Former HKJA chair Ronson Chan was sentenced to five days in jail in September for allegedly obstructing a police officer.

Chan was an editor at the now-defunct Stand News website, one of several media outlets to close for allegedly conspiring to publish seditious publications. Media executives and journalists from the outlet are on trial, with a verdict expected in August.

Press freedom in Hong Kong and East Asia have seen a decline in the past year, according to media watchdog Reporters without Borders, known as RSF.

Hong Kong ranks 135 out of 180, where 1 shows the best environment. In 2019, the year before the national security law came in, Hong Kong ranked 73.

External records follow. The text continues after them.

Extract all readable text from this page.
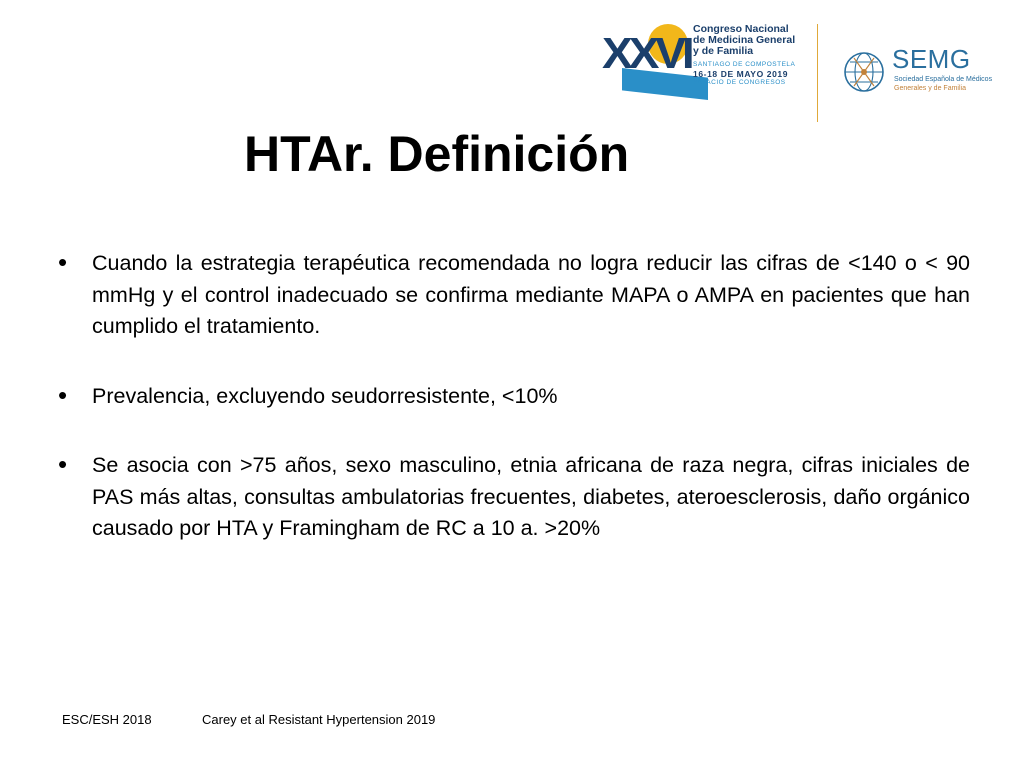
XXVI Congreso Nacional
de Medicina General
y de Familia
SANTIAGO DE COMPOSTELA
16-18 DE MAYO 2019
PALACIO DE CONGRESOS
SEMG
Sociedad Española de Médicos
Generales y de Familia
HTAr. Definición
• Cuando la estrategia terapéutica recomendada no logra reducir las cifras de <140 o < 90 mmHg y el control inadecuado se confirma mediante MAPA o AMPA en pacientes que han cumplido el tratamiento.
• Prevalencia, excluyendo seudorresistente, <10%
• Se asocia con >75 años, sexo masculino, etnia africana de raza negra, cifras iniciales de PAS más altas, consultas ambulatorias frecuentes, diabetes, ateroesclerosis, daño orgánico causado por HTA y Framingham de RC a 10 a. >20%
ESC/ESH 2018	Carey et al Resistant Hypertension 2019
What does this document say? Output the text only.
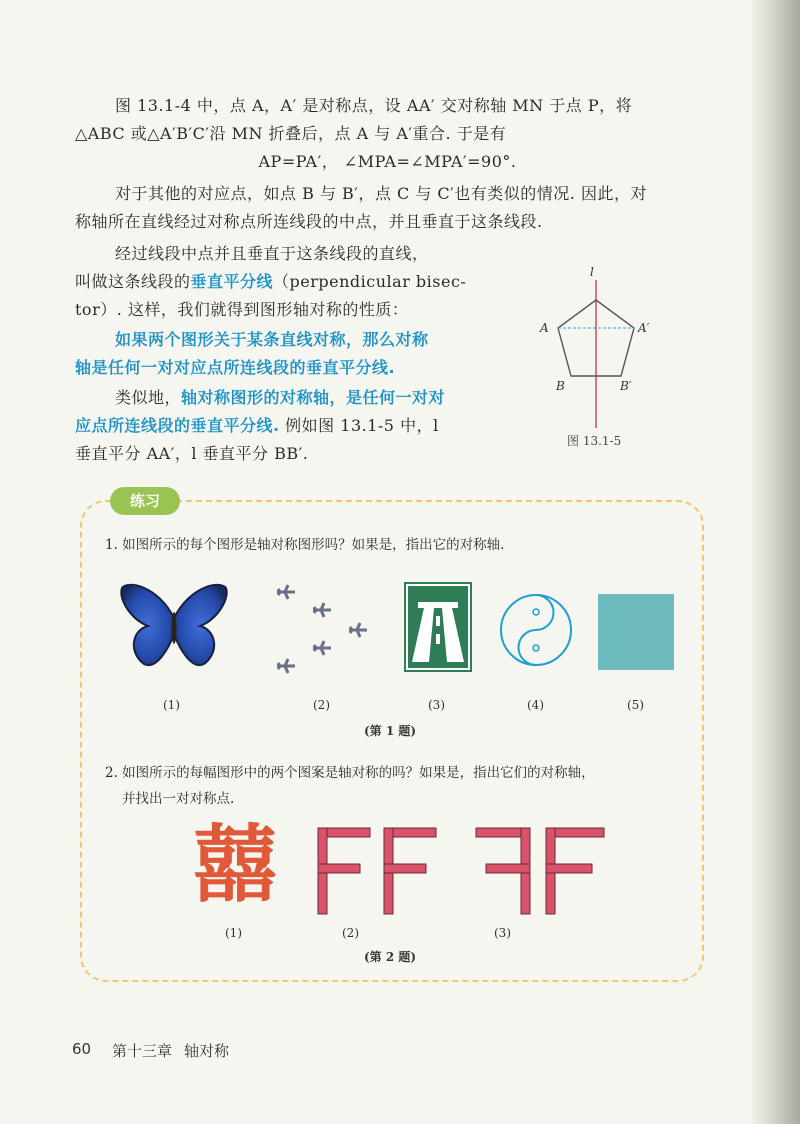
图 13.1-4 中，点 A，A′ 是对称点，设 AA′ 交对称轴 MN 于点 P，将
△ABC 或△A′B′C′沿 MN 折叠后，点 A 与 A′重合. 于是有
AP=PA′， ∠MPA=∠MPA′=90°.
对于其他的对应点，如点 B 与 B′，点 C 与 C′也有类似的情况. 因此，对
称轴所在直线经过对称点所连线段的中点，并且垂直于这条线段.
经过线段中点并且垂直于这条线段的直线，
叫做这条线段的垂直平分线（perpendicular bisec-
tor）. 这样，我们就得到图形轴对称的性质：
如果两个图形关于某条直线对称，那么对称
轴是任何一对对应点所连线段的垂直平分线.
类似地，轴对称图形的对称轴，是任何一对对
应点所连线段的垂直平分线. 例如图 13.1-5 中，l
垂直平分 AA′，l 垂直平分 BB′.
l
A	A′
B	B′
图 13.1-5
练习
1. 如图所示的每个图形是轴对称图形吗？如果是，指出它的对称轴.
(1)	(2)	(3)	(4)	(5)
(第 1 题)
2. 如图所示的每幅图形中的两个图案是轴对称的吗？如果是，指出它们的对称轴，
并找出一对对称点.
囍
(1)	(2)	(3)
(第 2 题)
60 第十三章 轴对称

Since the national security law was enacted, at least 28 journalists and press freedom defenders have been arrested, with 10 still in jail, and over a dozen media outlets have closed.

Aleksandra Bielakowska, an advocacy officer at RSF, says press freedom has “plummeted.” 

“While Reporters Without Borders does not comment on individual employment disputes, we want to express our support for Selina Cheng’s courageous work with the Hong Kong Journalists Association,” she told VOA.

“As press freedom has sharply plummeted in Hong Kong in recent years, and as pressure has grown against foreign and domestic media operating in the territory, independent journalism is more crucial than ever,” she said.

RSF’s World Press Freedom Index lists these countries in East Asia as the most dangerous for media: China, North Korea and Vietnam.